I'm trying to extract some sequences from a multifasta file (a genome) using the following command:
bedtools getfasta -fi T_aestivum_genomeA.fa -bed urartuAestivum_blocks_sort.bed12 -split -name -fo blocks_aestivumA.fa
I didn't get any kind of error from the program but, in the output multifasta file, for some sequences, there is only the header. I checked the bed12 file and I didn't find any anomaly in the rows corresponding to the missing sequences. I also manually checked the coordinates on the genome of some missing sequences and there wasn't anything strange (Ns or something). I got the correct output if I don't use the -split option but I don't want the entire sequence, so I think the problem is in the blocks.

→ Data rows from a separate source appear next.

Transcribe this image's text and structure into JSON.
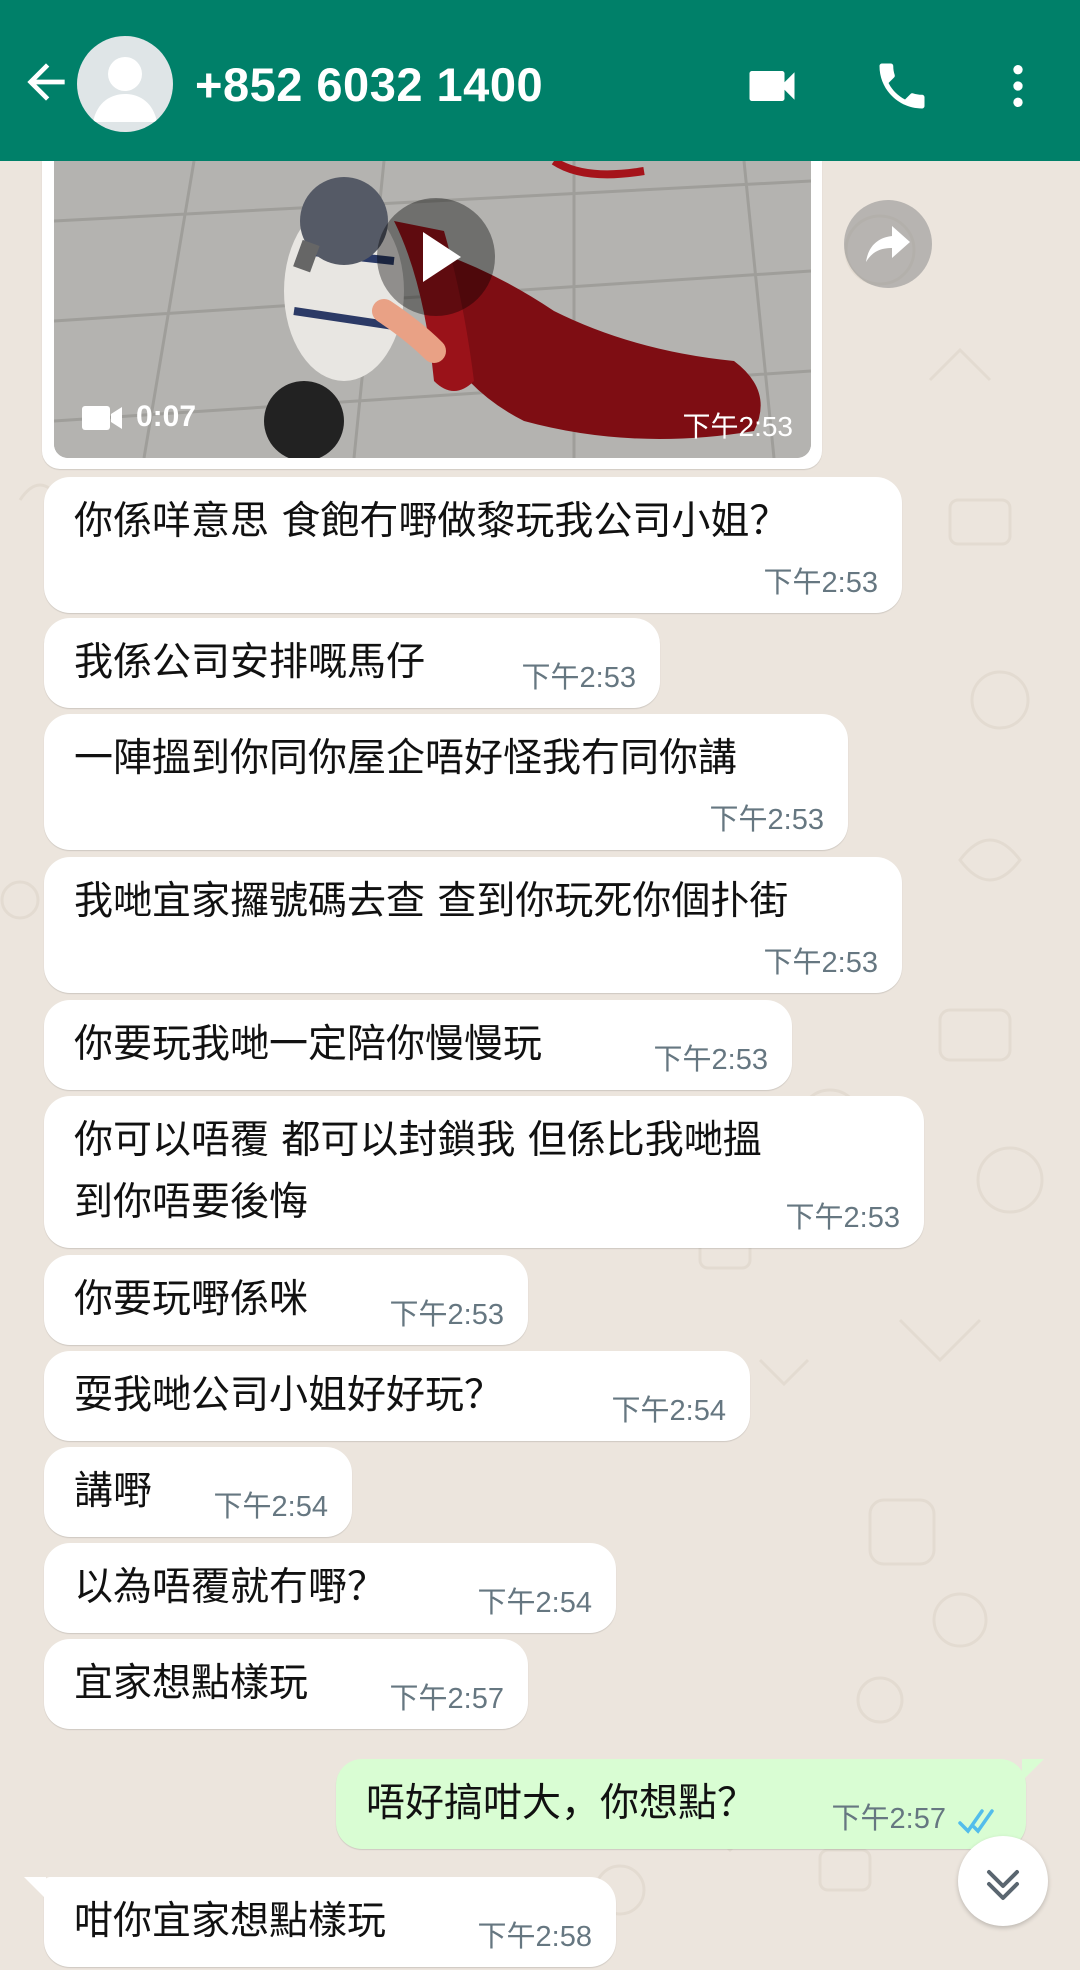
{
  "header": {
    "title": "+852 6032 1400",
    "bg_color": "#008069"
  },
  "media_message": {
    "duration": "0:07",
    "time": "下午2:53"
  },
  "messages": [
    {
      "text": "你係咩意思 食飽冇嘢做黎玩我公司小姐？",
      "time": "下午2:53",
      "direction": "incoming"
    },
    {
      "text": "我係公司安排嘅馬仔",
      "time": "下午2:53",
      "direction": "incoming"
    },
    {
      "text": "一陣搵到你同你屋企唔好怪我冇同你講",
      "time": "下午2:53",
      "direction": "incoming"
    },
    {
      "text": "我哋宜家攞號碼去查 查到你玩死你個扑街",
      "time": "下午2:53",
      "direction": "incoming"
    },
    {
      "text": "你要玩我哋一定陪你慢慢玩",
      "time": "下午2:53",
      "direction": "incoming"
    },
    {
      "text": "你可以唔覆 都可以封鎖我 但係比我哋搵到你唔要後悔",
      "time": "下午2:53",
      "direction": "incoming"
    },
    {
      "text": "你要玩嘢係咪",
      "time": "下午2:53",
      "direction": "incoming"
    },
    {
      "text": "耍我哋公司小姐好好玩？",
      "time": "下午2:54",
      "direction": "incoming"
    },
    {
      "text": "講嘢",
      "time": "下午2:54",
      "direction": "incoming"
    },
    {
      "text": "以為唔覆就冇嘢？",
      "time": "下午2:54",
      "direction": "incoming"
    },
    {
      "text": "宜家想點樣玩",
      "time": "下午2:57",
      "direction": "incoming"
    },
    {
      "text": "唔好搞咁大，你想點？",
      "time": "下午2:57",
      "direction": "outgoing",
      "status": "read"
    },
    {
      "text": "咁你宜家想點樣玩",
      "time": "下午2:58",
      "direction": "incoming"
    }
  ],
  "colors": {
    "incoming_bubble": "#ffffff",
    "outgoing_bubble": "#d9fdd3",
    "chat_bg": "#ece5dd",
    "read_ticks": "#53bdeb"
  },
  "icons": [
    "back-arrow-icon",
    "avatar-icon",
    "video-call-icon",
    "phone-icon",
    "more-vert-icon",
    "play-icon",
    "video-camera-icon",
    "forward-icon",
    "double-check-icon",
    "scroll-down-icon"
  ]
}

Here is my how my bed12 file looks like:
7A 25225503 25225944 TCONS_00077526_aestivumA * * * * * 1 441, 25225503, 7A 35229975 35230420 TCONS_00076940_aestivumA * * * * * 1 445, 35229975, 7A 35501306 35501751 TCONS_00170589_aestivumA * * * * * 2 139,306, 35501306,35501445, 7A 131421239 131421684 TCONS_00107436_aestivumA * * * * * 2 281,88, 131421239,131421596, 7A 10711045 10711495 TCONS_00150021_aestivumA * * * * * 1 450, 10711045, 7A 167627488 167627939 TCONS_00024036_aestivumA * * * * * 1 451, 167627488, 7A 48932559 48933013 TCONS_00136773_aestivumA * * * * * 1 454, 48932559,
The forth line corresponds to one of the sequence I didn't get.
Anyone experienced a similar problem? Thank you!